24 August 2011

PRAYERS FOR FELLOWSHIP PC(USA)

Beginning tomorrow, the Fellowship PC(USA) Gathering will convene in Minneapolis, Minnesota. For a good discussion of what faces the group, see GA Junkie ("Fellowship PC(USA) Gathering -- Some Things To Pay Attention To" 8/15/2011). Some 1900 registered attendees, representing 830 Presbyterian Church (USA) [PC(USA)] congregations will assemble for prayer, teaching of the Word, and examination of possible ways forward for orthodox churches within a denomination that has, in my opinion, completely left the tracks of the Reformed faith in favor of bowing to the demands of the world.

As one of the authors and editors of the report of the New Wineskins Strategy Team, and a ruling elder in one of the first four churches to leave the PC(USA) in 2007, I will view this meeting from afar and with interest.

Some folks who were involved, to one degree or another, with the New Wineskins Association of Churches (nee New Wineskins Initiative) are now involved with the Fellowship. Others appear to be the remnant of the two churches within one structure (the "2 synod model")camp that was so evident some ten years ago at the height of the Confessing Church Movement.

Some will attend who have different lines in the sand than did we who fought our way out of the PC(USA) four years ago. They will probably follow us out, through the holes we opened for them at great cost. And finally, a very few others, mainly the victors in the long-lasting guerrilla war fought by those who demanded that the PC(USA) abandon Scripture in favor of a worldly ordination standard, are admittedly attending with the intent of sowing more seeds of distrust and dissension.

In our Strategy Team Report which was unanimously adopted by the more than 600 delegates to the New Wineskins convocation in February 2007, Rev. Dr. Rick Wolling and I wrote:

In this report, we set out a strategy for achieving a new thing, and for engaging in and effecting a realignment that fosters and nurtures that vision. The goal is to further the Great Ends of the Church, and not to undermine, but to uphold our life together as members of the Body of Christ.

Some of us will be called to follow The Plan detailed in Part III that leads to new relationships with brothers and sisters in Christ who are in a different place. Those who follow this path will leave their parent’s home and join with others to discover new ways to carry out the Great Commission.

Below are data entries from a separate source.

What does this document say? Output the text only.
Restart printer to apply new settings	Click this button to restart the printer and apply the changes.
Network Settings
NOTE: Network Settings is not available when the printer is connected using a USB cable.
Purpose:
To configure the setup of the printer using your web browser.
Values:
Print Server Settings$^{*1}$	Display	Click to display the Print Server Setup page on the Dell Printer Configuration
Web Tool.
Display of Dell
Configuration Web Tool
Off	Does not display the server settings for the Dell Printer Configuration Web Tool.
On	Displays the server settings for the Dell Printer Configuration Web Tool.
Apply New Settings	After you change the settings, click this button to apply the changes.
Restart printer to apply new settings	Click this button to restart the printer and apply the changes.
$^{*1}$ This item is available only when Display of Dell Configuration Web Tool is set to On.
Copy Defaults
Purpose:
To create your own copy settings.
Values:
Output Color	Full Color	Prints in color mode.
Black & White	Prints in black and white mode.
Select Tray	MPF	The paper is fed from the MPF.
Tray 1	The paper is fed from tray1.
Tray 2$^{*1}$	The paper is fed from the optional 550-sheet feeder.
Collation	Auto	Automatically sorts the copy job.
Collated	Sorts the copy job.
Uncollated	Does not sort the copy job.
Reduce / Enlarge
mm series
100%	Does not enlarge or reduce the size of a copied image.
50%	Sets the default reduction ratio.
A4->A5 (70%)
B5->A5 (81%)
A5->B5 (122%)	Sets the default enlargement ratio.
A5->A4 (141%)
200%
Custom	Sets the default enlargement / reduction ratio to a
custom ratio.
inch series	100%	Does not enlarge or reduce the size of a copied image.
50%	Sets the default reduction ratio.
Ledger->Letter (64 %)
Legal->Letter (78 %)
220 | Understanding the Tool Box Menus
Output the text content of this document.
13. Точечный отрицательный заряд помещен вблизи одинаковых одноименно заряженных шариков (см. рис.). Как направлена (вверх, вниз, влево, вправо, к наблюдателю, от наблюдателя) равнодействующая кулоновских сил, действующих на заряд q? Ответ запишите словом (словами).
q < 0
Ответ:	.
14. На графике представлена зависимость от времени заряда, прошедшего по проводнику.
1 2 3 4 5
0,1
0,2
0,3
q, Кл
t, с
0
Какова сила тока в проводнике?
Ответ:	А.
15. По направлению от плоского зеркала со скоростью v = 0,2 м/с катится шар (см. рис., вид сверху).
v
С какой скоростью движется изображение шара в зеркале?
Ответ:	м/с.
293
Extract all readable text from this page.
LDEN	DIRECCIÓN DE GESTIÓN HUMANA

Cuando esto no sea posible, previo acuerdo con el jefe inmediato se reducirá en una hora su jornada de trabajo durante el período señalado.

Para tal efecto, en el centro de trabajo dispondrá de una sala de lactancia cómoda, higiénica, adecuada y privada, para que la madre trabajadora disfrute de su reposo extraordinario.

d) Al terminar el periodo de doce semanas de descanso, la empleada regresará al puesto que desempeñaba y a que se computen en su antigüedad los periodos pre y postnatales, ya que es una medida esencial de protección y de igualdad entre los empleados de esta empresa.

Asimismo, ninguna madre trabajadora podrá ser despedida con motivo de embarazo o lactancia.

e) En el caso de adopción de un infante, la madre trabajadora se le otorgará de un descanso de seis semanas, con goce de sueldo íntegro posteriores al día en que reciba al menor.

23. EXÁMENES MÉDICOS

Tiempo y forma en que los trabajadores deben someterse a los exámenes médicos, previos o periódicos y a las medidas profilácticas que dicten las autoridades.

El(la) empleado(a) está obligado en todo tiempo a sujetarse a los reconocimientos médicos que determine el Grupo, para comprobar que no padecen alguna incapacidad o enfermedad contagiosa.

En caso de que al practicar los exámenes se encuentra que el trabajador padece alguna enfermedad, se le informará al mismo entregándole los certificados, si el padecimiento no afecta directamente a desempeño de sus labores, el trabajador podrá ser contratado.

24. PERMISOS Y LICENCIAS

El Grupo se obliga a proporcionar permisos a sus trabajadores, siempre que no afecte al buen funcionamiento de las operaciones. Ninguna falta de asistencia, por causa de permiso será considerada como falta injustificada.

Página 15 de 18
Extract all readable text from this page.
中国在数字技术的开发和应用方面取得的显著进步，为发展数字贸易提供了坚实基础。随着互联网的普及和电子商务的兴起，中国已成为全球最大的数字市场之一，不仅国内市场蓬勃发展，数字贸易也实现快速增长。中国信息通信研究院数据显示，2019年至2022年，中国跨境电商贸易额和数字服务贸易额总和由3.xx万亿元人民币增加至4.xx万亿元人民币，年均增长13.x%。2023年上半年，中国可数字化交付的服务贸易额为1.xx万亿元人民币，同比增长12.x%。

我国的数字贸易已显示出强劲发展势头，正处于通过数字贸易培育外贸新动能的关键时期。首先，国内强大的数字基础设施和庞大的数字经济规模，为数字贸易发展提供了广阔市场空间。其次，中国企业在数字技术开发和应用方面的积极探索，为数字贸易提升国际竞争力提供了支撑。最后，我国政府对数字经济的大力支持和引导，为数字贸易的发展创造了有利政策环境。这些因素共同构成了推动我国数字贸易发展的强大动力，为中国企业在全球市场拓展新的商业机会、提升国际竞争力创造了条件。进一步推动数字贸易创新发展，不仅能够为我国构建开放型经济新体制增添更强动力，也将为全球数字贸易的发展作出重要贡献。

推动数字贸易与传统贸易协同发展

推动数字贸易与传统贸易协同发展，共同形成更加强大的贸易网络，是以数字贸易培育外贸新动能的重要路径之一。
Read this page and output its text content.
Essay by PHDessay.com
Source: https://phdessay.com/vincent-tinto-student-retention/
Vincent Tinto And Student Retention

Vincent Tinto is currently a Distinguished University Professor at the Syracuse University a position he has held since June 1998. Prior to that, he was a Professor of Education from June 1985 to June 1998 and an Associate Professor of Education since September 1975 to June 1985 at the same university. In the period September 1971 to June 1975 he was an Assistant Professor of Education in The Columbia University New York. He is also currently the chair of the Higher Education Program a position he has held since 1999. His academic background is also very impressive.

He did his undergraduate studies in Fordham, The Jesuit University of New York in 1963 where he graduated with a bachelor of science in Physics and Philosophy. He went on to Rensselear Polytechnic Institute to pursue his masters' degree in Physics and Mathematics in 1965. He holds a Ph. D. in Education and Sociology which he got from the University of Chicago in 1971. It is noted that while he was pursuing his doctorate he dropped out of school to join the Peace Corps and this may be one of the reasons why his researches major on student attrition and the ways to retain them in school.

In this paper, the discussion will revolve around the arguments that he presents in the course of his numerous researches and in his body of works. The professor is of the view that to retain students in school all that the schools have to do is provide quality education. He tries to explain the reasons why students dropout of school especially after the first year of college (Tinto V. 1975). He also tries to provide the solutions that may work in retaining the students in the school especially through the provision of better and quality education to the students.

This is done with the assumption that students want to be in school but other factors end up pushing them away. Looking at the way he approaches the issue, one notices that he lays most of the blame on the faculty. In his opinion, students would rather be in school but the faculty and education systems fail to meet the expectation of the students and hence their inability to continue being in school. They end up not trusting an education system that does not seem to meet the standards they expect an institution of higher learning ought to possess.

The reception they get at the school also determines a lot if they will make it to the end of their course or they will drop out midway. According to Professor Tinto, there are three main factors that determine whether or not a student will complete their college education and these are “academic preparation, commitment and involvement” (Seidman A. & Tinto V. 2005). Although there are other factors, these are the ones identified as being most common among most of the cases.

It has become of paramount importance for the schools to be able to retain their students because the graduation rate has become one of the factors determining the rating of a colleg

Others may be called to stay where they are and be a prophetic witness to what has been our traditional home. Those who follow this path will continue to strive to reform, renew and repair the old homestead so that it can once again be a vibrant and welcoming lodging for those who are lost and hungry for the Word.

That being said, we implore all to whom this report shall come: there must be a new thing, wherever it may occur. To simply stand fast and relax in the status quo is to agree that no change is necessary. Is such a course a faithful response to the moment in time in which we find ourselves? We emphatically respond, “No!”

We believe there are two faithful options for evangelicals to follow:

To realign with an evangelical, Reformed body that is more faithful to Christ, obedient to Scripture and seeks a missionally focused partnership with us than is the PC(USA); or

To stay in place within the PC(USA), while working for the reformation and renewal of that part of the Body of Christ if so led by the Holy Spirit.

From what I have read, the Fellowship is still struggling with those issues.

For those of us who left in the first wave, the line in the sand was the Trinity report and the PUP report received and/or adopted by the PC(USA) in its 2006 General Assembly. For the Fellowship, the issues are the adoption of the New Form of Government and the abandonment of Scripturally-based ordination standards approved by the 2010 GA and ratified by the presbyteries in 2010-11.

If the Fellowship focuses on the important issues of God’s sovereignty and the authority of His Word, I can see the possibility of some real renewal in the PC(USA) as many of its most influential and orthodox congregations finally take a stand. But if the focus is simply on creating two different bodies joined only by common pension, medical, and retirement plans and an endowment fund, in which one body submits to a new, hierarchical denomination controlled from Louisville, while the other hopes to ignore that hierarchy, well…the Titanic will sink, no matter how the deck chairs are arranged.

There are many wonderful brothers and sister in Christ who will join this week to determine the future of the PC(USA), and they need and deserve our prayers.

1 comment:

Alan said...

Good word brother. I too am interested in seeing where this all goes. It's sort of like New Wineskins 2.0.